Before Java 8, you’d have to use Date or Calendar to work with dates:

package org.kodejava.datetime;

import java.util.Calendar;

public class CheckDateRange {
    public static void main(String[] args) {
        Calendar start = Calendar.getInstance();
        start.set(2024, Calendar.JANUARY, 1);
        Calendar end = Calendar.getInstance();
        end.set(2024, Calendar.DECEMBER, 31);
        Calendar target = Calendar.getInstance();
        target.set(2024, Calendar.JUNE, 15);

        if ((target.after(start) || target.equals(start)) &&
            (target.before(end) || target.equals(end))) {
            System.out.println("The date is within the range.");
        } else {
            System.out.println("The date is not within the range.");
        }
    }
}

The disadvantage with this approach is the excessive verbosity and error-prone copy-pasting necessary for setting up the Calendar instances.

The Java 8 Way – Using java.time.LocalDate

Java 8 introduced the new Java Date Time API, which replaced the inconsistent Date and Calendar classes with the more intuitive LocalDate, LocalTime, LocalDateTime, and ZonedDateTime. Here’s the same task performed using LocalDate:

package org.kodejava.datetime;

import java.time.LocalDate;

public class AnotherCheckDateRange {
    public static void main(String[] args) {
        LocalDate startDate = LocalDate.of(2024, 1, 1);
        LocalDate endDate = LocalDate.of(2024, 12, 31);
        LocalDate targetDate = LocalDate.of(2024, 6, 15);

        if ((!targetDate.isBefore(startDate)) && (!targetDate.isAfter(endDate))) {
            System.out.println("The date is within the range.");
        } else {
            System.out.println("The date is not within the range.");
        }
    }
}

In this code, startDate and endDate define the range of dates. The targetDate is the date you want to check.

The isBefore() method returns true if the targetDate is before the startDate, and the isAfter() method returns true if the targetDate is after the endDate. So, if targetDate is not before the startDate and not after the endDate, it means that the targetDate is between startDate and endDate (inclusive). If the targetDate is exactly the same as startDate or endDate, this condition will also return true.
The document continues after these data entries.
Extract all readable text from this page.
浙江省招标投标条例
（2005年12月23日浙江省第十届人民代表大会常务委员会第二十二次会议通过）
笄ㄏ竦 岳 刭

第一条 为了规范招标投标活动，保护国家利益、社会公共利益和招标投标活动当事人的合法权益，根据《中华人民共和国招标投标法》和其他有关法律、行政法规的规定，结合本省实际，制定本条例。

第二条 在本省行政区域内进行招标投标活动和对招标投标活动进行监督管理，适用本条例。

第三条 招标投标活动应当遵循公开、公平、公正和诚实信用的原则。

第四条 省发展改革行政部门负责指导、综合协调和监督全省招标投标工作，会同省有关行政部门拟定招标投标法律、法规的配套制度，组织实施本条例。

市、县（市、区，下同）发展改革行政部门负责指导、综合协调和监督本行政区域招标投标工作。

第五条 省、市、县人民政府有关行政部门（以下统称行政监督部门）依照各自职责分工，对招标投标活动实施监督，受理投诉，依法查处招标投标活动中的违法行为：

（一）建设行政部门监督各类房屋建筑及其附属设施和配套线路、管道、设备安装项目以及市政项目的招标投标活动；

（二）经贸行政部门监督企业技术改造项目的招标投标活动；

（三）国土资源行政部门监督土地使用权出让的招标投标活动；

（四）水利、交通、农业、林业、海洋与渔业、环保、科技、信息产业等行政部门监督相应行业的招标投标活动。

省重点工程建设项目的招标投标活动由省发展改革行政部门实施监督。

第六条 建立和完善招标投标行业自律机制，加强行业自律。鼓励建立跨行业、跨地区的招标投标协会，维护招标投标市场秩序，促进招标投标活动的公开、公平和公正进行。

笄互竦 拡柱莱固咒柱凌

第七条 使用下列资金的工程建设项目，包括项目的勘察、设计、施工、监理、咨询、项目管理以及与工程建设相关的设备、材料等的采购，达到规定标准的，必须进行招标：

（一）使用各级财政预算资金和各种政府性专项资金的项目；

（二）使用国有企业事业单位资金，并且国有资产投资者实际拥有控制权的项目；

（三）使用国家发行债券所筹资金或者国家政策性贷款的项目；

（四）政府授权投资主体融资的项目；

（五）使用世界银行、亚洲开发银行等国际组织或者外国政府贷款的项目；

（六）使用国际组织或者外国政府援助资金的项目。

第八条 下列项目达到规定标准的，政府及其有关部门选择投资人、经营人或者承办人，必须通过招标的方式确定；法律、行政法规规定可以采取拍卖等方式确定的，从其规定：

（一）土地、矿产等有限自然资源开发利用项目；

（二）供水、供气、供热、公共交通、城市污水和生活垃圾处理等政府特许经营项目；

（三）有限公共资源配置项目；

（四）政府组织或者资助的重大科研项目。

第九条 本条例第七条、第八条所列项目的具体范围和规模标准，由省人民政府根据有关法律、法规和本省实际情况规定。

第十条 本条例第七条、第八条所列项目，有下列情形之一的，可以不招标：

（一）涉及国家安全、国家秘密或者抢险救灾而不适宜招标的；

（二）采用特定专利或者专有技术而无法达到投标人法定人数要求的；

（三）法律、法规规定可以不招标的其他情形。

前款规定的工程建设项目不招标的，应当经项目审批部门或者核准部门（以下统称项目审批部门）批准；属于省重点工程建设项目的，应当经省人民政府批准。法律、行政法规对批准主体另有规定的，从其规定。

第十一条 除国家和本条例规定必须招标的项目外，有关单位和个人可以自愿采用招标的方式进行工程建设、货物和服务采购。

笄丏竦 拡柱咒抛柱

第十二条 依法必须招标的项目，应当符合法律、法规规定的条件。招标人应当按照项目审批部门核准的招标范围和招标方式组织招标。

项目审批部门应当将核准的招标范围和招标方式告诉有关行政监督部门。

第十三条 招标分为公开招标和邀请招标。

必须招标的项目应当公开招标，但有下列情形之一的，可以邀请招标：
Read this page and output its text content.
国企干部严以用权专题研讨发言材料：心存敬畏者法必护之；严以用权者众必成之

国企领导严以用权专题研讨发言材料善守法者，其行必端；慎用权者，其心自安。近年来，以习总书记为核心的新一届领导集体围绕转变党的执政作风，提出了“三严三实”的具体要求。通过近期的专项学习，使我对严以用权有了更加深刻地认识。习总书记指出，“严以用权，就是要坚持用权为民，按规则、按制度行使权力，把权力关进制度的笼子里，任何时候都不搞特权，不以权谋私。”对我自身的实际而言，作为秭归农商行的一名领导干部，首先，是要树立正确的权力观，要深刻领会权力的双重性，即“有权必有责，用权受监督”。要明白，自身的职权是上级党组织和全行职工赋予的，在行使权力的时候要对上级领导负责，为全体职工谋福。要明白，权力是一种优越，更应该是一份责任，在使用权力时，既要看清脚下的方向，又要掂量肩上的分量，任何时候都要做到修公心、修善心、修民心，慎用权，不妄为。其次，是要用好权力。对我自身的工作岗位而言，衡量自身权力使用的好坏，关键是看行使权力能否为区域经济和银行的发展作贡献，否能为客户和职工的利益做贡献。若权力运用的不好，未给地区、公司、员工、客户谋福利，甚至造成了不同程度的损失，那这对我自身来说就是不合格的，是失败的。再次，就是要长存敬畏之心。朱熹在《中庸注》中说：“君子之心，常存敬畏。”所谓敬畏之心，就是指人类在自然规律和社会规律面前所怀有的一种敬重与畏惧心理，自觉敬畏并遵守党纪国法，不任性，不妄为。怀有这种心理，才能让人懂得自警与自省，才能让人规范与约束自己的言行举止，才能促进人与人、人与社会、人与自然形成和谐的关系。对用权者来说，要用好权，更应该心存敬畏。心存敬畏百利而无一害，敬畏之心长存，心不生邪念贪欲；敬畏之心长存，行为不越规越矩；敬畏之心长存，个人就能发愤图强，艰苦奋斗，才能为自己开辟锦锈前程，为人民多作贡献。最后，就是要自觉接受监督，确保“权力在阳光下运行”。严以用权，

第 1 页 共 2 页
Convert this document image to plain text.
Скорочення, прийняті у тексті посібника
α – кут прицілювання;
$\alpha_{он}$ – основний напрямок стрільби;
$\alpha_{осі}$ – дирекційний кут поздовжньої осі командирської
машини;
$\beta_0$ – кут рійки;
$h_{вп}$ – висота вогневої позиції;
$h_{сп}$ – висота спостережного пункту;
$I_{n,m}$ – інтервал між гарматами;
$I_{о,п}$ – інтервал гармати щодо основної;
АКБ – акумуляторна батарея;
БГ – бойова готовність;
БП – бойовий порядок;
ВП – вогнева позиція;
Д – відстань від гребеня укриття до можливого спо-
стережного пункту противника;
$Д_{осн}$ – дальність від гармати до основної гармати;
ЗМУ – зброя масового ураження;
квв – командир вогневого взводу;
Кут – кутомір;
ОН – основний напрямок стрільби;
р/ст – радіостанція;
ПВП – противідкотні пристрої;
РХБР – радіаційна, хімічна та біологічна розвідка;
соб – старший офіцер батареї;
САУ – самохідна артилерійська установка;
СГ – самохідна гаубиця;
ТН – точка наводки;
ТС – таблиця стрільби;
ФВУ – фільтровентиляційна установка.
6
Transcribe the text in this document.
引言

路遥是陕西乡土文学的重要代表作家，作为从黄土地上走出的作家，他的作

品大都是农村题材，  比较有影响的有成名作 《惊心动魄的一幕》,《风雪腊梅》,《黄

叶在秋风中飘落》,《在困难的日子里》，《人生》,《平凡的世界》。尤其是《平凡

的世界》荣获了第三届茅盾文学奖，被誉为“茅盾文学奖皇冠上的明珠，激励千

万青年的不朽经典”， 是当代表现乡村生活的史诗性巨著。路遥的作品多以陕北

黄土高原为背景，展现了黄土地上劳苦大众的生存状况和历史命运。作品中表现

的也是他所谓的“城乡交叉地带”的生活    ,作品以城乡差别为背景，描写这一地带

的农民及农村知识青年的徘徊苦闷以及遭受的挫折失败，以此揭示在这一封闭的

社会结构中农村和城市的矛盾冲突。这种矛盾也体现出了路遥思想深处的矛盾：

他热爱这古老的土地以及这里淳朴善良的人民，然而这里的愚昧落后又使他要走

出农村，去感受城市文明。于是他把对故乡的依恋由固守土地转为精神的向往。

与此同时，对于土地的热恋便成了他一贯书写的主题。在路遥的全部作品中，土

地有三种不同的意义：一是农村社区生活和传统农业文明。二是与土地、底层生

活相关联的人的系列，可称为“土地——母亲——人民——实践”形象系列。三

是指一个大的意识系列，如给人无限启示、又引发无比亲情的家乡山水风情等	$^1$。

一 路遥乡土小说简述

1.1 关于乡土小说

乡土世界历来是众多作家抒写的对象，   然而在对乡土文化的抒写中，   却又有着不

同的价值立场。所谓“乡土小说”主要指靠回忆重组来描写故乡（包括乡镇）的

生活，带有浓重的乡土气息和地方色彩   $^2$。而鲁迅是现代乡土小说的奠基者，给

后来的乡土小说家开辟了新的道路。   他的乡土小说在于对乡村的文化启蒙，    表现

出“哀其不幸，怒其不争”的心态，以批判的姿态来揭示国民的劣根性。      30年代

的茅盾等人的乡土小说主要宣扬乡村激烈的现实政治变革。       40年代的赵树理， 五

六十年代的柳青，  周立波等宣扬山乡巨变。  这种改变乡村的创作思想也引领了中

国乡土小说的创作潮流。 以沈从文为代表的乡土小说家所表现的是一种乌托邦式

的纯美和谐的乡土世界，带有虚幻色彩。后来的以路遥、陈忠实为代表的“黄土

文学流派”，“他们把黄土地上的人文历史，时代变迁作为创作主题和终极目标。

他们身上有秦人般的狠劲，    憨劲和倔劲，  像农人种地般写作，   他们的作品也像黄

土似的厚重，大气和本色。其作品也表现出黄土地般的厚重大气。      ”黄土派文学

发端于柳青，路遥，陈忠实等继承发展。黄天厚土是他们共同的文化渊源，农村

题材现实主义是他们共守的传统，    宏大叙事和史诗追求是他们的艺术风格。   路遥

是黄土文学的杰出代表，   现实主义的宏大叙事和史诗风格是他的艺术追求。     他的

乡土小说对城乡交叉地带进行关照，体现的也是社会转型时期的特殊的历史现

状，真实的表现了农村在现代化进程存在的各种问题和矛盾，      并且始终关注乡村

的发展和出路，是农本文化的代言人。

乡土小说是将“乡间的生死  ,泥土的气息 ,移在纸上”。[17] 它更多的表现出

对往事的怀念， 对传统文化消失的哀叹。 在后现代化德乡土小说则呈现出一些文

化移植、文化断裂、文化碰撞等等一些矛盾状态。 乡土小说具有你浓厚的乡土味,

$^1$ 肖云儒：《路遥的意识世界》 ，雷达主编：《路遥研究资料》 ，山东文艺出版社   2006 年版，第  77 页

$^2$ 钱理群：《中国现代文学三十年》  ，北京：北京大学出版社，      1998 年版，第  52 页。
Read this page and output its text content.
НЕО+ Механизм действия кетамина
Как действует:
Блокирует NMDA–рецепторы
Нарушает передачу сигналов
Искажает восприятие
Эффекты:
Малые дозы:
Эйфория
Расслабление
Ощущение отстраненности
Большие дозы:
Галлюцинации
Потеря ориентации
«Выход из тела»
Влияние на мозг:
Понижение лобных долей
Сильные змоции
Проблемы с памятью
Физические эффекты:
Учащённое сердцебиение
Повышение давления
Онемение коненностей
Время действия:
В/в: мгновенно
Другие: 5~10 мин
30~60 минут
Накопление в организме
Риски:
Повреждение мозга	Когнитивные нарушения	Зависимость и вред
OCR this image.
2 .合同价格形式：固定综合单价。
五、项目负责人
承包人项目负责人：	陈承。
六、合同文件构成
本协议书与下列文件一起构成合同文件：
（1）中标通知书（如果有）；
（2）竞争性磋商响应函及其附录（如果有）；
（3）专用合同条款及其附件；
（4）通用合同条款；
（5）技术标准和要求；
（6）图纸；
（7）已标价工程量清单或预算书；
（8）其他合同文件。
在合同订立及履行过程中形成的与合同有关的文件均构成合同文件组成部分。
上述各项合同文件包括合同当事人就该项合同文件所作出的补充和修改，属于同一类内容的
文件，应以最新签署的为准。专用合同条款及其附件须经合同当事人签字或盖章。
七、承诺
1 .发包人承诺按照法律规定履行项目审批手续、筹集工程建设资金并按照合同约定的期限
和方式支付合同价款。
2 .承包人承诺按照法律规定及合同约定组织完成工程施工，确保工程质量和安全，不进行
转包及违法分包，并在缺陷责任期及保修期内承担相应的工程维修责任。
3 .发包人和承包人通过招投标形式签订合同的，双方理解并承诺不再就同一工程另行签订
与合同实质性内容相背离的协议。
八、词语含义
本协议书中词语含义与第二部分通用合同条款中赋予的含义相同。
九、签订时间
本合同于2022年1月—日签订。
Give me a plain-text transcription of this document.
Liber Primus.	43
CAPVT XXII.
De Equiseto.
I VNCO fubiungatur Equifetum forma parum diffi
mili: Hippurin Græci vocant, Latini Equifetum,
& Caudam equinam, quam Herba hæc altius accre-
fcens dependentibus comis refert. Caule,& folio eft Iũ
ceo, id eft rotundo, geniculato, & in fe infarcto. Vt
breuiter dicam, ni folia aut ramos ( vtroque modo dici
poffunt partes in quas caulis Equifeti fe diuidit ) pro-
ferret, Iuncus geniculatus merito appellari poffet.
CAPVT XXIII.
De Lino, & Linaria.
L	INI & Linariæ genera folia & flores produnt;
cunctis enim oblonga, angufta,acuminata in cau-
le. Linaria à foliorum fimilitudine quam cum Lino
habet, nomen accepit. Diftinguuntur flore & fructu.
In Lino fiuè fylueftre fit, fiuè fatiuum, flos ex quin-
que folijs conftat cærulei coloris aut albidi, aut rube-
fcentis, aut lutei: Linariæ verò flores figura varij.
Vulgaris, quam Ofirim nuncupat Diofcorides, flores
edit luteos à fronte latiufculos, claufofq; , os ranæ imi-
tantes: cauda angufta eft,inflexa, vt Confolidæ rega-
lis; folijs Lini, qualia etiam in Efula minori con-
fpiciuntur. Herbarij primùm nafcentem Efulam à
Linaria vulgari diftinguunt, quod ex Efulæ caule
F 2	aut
This simplified API requires significantly less code and eliminates a number of potential bugs and inconsistencies.

Conclusion

The older java.util.Date and java.util.Calendar facilities for working with dates are widely considered difficult to use and error-prone. While they work for simple tasks, the newer Java Date Time API is recommended for all new applications due to its simplicity, consistency, and flexibility. It aligns with ISO standards and covers a comprehensive range of use-cases needed for date-time calculations. Migrating from older APIs to Java 8 Date Time API is likely advantageous for most projects.